This is another book I’ve had for years and just now got around to reading. Prodigal Summer is a lovely novel, one of my favorites by Barbara Kingsolver. Before this book, the only novel of hers I really loved was The Poisonwood Bible; for me, that novel was in a different league than her earlier works, in terms of characters, plot and resonance with a time and place. Others may disagree, and it’s possible I was simply at a different point in my life when I read it. Nonetheless, I’d put Prodigal Summer in the same category, as a cut above her earlier writing.
There are many things that spoke to me in this novel. The challenge of re-creating a different way of being on a contemporary farm. The way in which the place of your youth calls you back to it, whether you particularly liked it there or not. The beauty of being awake to the natural world, and the way something—human, plant or animal—will cling to life even as it scrabbles on the brink of extinction. My own commitment to supporting both organic farming and the conservation of wild places made those aspects of the book most enjoyable. The myth of the coyote—scrappy, wily, and allegedly the only native species to profit from European invasion—is one that is becoming central to how we think of ourselves socially and culturally in this country, and the varied ways in which characters respond to the appearance of these animals provides depth that prevents them from becoming caricatures of themselves. Similarly, the opposite approaches that two elderly farmers take to the same challenge—preserving some part of the natural world that is precious to them—helps illuminate the truth that there is commonality between everyone who cares for their local terrain, despite what appears at first glance to be incompatible difference.

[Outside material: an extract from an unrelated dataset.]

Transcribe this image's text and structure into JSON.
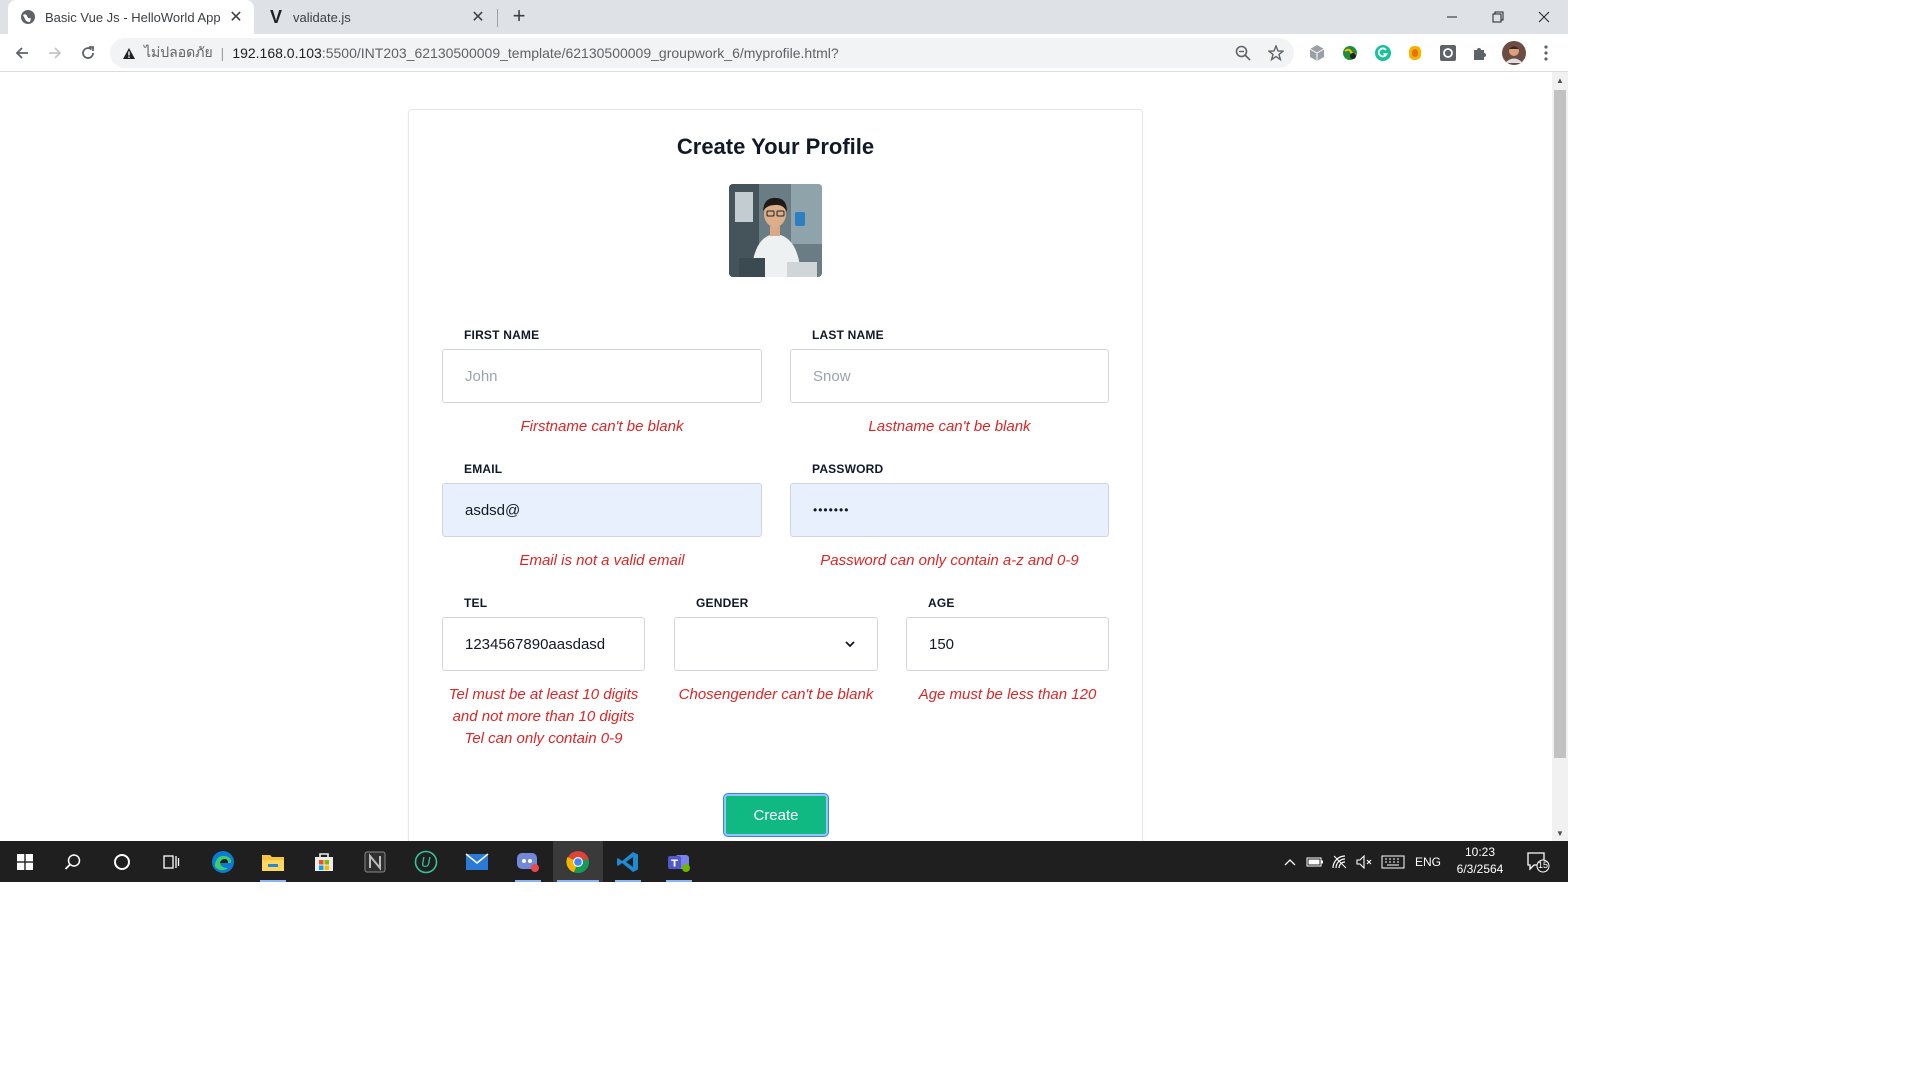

Kingsolver’s close connection with the natural world is evident in the care and tenor of her writing in Prodigal Summer, and the book serves as a sort of fictional prequel to the non-fiction Animal, Vegetable, Miracle that followed some years later. That book deserves a review all its own, but the things that I loved in Prodigal Summer clearly arise from the way in which she looks closely at the natural world around her and holds dear her place in it.